Declínio de imunidade relacionada à idade

Declínio de imunidade relacionada à idade

Uma nova pesquisa demonstrou como o processo de envelhecimento danifica o sistema imunológico, ao mesmo tempo mostrando como antioxidantes na dieta poderiam retardar o acúmulo de danos.

publicidade
publicidade
Sintomas e Doenças

Diminuição da imunidade e idade

Uma nova pesquisa demonstrou como o processo de envelhecimento danifica o sistema imunológico, ao mesmo tempo mostrando como antioxidantes na dieta poderiam retardar o acúmulo de danos.

As conclusões do estudo, publicado em relatórios, também apoiam a teoria de "radicais livres" do envelhecimento, pelo qual as espécies reativas de oxigênio tais como peróxido de hidrogênio que são produzidas pelo metabolismo normal causam dano às células. Este dano contribui para doenças do envelhecimento e relacionadas com a idade.

O estudo foi conduzido por pesquisadores do The Scripps Research Institute (Elson), que focou sua atenção em um órgão chamado o timo que é responsável pela produção de linfócitos T - também conhecido como células T.

O que são células T?

As células T são células brancas do sangue que controlam a resposta do organismo imune. Estas células são continuamente perdidas, e é o trabalho do timo, localizado entre os pulmões, para reabastecê-los, permitindo que o corpo possa responder a novas infecções. No entanto, o timo é incapaz de produzir continuamente altos níveis de células T.

"O timo começa a atrofiar-se rapidamente na idade adulta muito cedo, simultaneamente, perdendo sua função,", explica o autor do estudo, Dr. Howard Petrie. "Este novo estudo...

publicidade ;)

... mostra pela primeira vez um mecanismo para a conexão de long-suspeita entre a função imune normal e antioxidantes".

Antioxidantes são substâncias que podem prevenir ou retardar o dano às células. Exemplos incluem o beta-caroteno, vitamina C e vitamina E. Eles podem ser encontrados em frutas e vegetais e também estão disponíveis sob a forma de suplementos.

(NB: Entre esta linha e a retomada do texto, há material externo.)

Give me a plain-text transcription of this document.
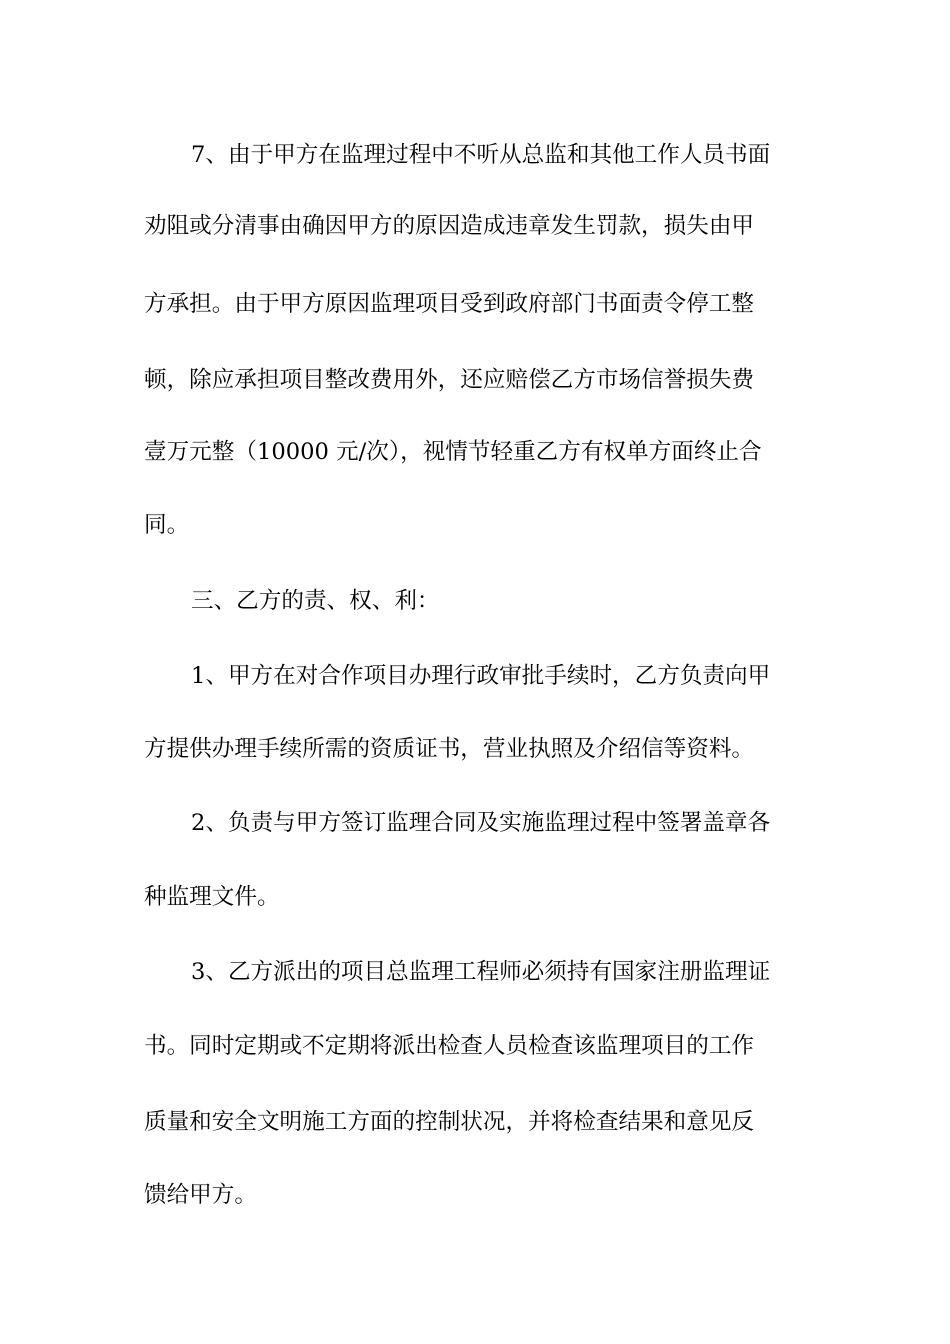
7、由于甲方在监理过程中不听从总监和其他工作人员书面
劝阻或分清事由确因甲方的原因造成违章发生罚款，损失由甲
方承担。由于甲方原因监理项目受到政府部门书面责令停工整
顿，除应承担项目整改费用外，还应赔偿乙方市场信誉损失费
壹万元整（10000 元/次），视情节轻重乙方有权单方面终止合
同。
三、乙方的责、权、利：
1、甲方在对合作项目办理行政审批手续时，乙方负责向甲
方提供办理手续所需的资质证书，营业执照及介绍信等资料。
2、负责与甲方签订监理合同及实施监理过程中签署盖章各
种监理文件。
3、乙方派出的项目总监理工程师必须持有国家注册监理证
书。同时定期或不定期将派出检查人员检查该监理项目的工作
质量和安全文明施工方面的控制状况，并将检查结果和意见反
馈给甲方。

Os pesquisadores começaram a explorar os mecanismos subjacentes a conexão através do desenvolvimento de uma abordagem computacional que poderiam usar para avaliar a atividade do gene em dois tipos de células do timo em ratos - células do estroma e células linfóides.

Nas células do estroma, eles observaram que uma deficiência em uma enzima antioxidante chamado catalase levada à produção de espécies reativas de oxigênio através do metabolismo, que por sua vez, acelerou a taxa em que o dano ocorreu.

Antioxidantes dietéticos encontrados para preservar o tamanho do timo

Os pesquisadores então testaram o papel deste antioxidante, aumentando os níveis de catalase em modelos de animais geneticamente alterados. Ao fazer isso, eles foram capazes de manter o tamanho do timo para um período mais longo.

Além disso, os pesquisadores também foram capazes de preservar o tamanho do timo em animais, dando-lhes dois antioxidantes dietéticos comuns - incluindo a vitamina...

publicidade

...C.

A questão do porque o timo diminui de tamanho mais rapidamente do que outros tecidos do corpo permaneceram sem resposta, no entanto. Dr. Petrie diz que, enquanto outras pesquisas têm demonstrado que o timo é sensível aos hormônios sexuais, seu novo estudo mostra que o seu processo de envelhecimento é o mesmo que em outros tecidos.

"No entanto, o processo é acelerado no timo por uma deficiência nos efeitos protetores essenciais da catalase, que é encontrado em níveis mais altos em quase todos os outros tecidos do corpo," ele continua.

Os pesquisadores também apontam que enquanto aumentando os níveis de catalase em células do estroma preservado o tamanho do timo para um período mais longo, é não o impede de atrofia - ainda, não há maneira de parar completamente os danos metabólicos acumulados ao longo do tempo.

Medical News Today informou recentemente, em um estudo, sugerindo que os vasos sanguíneos podem se adaptar durante o processo de envelhecimento para reduzir os danos causados por estresse oxidativo.

Pesquisadores da faculdade de medicina na Columbia da Universidade de Missouri descobriram que o estresse oxidativo produz níveis anormalmente elevados de cálcio nos forros das artérias em ratos jovens em comparação com ratos mais velhos.

publicidade

Aviso Saudável
Os conteúdo do artigo e demais informações divulgadas não devem substituir a orientação ou o diagnóstico de profissionais de saúde ou um especialista na área de saúde.
Em caso de emergência médica ligue para 192 e solicite ajuda!
Disque Saúde SUS (Sistema Único de Saúde) ligue para 136
Centro de Valorização da Vida (CVV) ligue para 188.